Puerto Madryn: tres años de prisión en suspenso y reparación económica por abuso a un menor

El Ministerio Público Fiscal de Puerto Madryn obtuvo la condena de un hombre por el delito de abuso sexual simple cometido en perjuicio de su nieto de 5 años. La jueza Marcela Pérez Bogado dictó una pena de tres años de prisión en suspenso e impuso una serie de reglas de conducta obligatorias que el condenado deberá cumplimentar durante el mismo periodo de la condena, incluyendo la realización de un tratamiento psicológico especializado y una medida de reparación económica mensual.
miércoles 20 de mayo de 2026

La causa judicial fue impulsada por la fiscal Romina Carrizo y el funcionario Emiliano Otero, integrantes de la Agencia Especializada en Violencia de Género y Delitos Sexuales. Conforme a las pruebas acreditadas a lo largo del proceso, el hecho delictivo aconteció en el año 2024 en momentos en que el menor se encontraba bajo el cuidado de su abuelo; el agresor aprovechó dicho escenario de custodia para tocarle la cola y besarlo en la boca.

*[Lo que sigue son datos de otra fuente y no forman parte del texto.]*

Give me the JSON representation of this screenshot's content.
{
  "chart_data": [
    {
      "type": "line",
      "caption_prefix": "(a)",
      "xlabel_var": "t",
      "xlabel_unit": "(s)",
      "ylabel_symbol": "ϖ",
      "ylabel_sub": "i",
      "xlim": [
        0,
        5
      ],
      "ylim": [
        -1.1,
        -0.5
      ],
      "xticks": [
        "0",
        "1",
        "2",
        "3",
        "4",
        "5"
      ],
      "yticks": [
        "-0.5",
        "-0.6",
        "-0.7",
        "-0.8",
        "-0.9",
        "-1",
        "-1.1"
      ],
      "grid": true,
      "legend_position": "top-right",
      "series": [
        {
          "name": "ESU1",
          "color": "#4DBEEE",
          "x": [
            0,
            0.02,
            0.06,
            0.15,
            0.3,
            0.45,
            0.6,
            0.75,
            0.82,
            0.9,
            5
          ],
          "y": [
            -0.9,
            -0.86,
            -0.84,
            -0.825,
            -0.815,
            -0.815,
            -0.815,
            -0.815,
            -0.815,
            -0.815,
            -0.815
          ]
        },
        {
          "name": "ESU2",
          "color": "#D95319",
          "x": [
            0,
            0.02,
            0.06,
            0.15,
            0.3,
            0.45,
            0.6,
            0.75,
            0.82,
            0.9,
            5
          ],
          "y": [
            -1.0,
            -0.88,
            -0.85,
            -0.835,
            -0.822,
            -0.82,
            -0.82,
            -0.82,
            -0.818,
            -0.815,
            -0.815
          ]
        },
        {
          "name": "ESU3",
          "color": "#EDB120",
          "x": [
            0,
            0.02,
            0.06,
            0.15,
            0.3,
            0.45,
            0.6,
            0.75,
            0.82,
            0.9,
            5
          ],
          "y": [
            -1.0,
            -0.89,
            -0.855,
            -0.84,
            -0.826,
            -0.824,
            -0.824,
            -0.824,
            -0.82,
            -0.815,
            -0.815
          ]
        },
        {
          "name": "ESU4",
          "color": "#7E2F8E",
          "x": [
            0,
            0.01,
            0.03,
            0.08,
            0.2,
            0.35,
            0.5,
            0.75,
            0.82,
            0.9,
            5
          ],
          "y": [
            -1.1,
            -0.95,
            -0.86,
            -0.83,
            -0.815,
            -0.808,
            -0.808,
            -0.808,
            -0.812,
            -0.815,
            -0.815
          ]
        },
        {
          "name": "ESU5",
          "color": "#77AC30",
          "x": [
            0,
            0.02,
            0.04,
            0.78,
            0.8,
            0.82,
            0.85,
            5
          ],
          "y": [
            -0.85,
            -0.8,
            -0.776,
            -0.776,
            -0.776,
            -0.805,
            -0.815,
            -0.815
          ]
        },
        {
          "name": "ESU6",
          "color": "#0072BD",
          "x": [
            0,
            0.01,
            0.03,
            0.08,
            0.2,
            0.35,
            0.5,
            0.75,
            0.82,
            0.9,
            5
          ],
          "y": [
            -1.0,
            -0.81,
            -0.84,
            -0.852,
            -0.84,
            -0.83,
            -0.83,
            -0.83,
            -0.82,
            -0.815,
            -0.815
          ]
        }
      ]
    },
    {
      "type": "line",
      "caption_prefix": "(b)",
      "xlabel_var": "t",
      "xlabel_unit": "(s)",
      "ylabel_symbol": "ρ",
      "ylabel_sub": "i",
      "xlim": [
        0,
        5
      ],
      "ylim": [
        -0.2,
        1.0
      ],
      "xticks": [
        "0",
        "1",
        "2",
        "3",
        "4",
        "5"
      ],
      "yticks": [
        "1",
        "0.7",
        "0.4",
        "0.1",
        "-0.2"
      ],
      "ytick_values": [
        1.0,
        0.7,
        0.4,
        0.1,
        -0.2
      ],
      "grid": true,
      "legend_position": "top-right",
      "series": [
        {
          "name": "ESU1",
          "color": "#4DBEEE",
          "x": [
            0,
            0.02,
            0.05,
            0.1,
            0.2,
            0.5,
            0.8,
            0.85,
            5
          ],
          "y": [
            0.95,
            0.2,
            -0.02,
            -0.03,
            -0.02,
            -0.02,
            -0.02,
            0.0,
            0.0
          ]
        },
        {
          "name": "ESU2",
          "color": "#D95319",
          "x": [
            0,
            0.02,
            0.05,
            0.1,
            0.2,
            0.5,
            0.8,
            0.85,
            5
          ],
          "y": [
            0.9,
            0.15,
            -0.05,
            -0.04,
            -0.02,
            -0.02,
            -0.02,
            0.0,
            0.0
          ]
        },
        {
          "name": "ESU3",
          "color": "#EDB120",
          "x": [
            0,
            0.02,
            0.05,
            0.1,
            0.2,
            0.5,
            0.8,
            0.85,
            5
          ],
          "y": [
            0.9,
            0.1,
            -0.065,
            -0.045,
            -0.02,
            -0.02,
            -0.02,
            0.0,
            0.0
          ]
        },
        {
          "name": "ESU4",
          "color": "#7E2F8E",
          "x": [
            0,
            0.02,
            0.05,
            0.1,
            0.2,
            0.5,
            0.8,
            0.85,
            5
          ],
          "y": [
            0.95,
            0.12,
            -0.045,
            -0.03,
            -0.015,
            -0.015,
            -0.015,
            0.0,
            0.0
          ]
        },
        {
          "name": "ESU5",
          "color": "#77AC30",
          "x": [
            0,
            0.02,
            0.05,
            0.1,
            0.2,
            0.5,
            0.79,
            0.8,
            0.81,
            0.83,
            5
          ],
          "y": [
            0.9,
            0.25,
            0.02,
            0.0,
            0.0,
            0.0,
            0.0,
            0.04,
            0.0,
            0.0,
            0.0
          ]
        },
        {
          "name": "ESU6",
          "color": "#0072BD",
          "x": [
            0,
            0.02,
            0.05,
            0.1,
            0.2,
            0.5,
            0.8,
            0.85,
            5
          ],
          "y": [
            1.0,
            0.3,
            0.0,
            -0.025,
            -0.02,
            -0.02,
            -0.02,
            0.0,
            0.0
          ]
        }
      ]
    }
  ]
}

La correspondiente denuncia penal fue radicada por la madre del niño, quien detectó indicadores en el comportamiento y expresiones de su hijo mientras este realizaba actividades de juego.

En el transcurso de las etapas investigativas se practicó una pericia psicológica al menor damnificado, cuyo informe técnico concluyó que el testimonio brindado resultaba plenamente creíble y con estricta concordancia temporal, un elemento probatorio de relevancia que fue valorado por el tribunal al momento del dictado del fallo.

La figura de abuso sexual simple se encuentra tipificada en el artículo 119 del Código Penal, el cual sanciona penalmente aquellas conductas de connotación sexual explícita ejecutadas sin el consentimiento de la víctima o mediante el aprovechamiento deliberado de su condición de vulnerabilidad.

Como una particularidad de la resolución judicial, la magistrada Pérez Bogado determinó la incorporación de una reparación económica directa dentro de las pautas de conducta ordenadas.

De esta manera, el responsable penalmente sancionado, además de someterse a asistencia psicológica obligatoria y a talleres específicos sobre violencia, tendrá la obligación legal de aportar una cuota monetaria equivalente al valor de una canasta familiar durante los tres años de la ejecución condicional de la pena.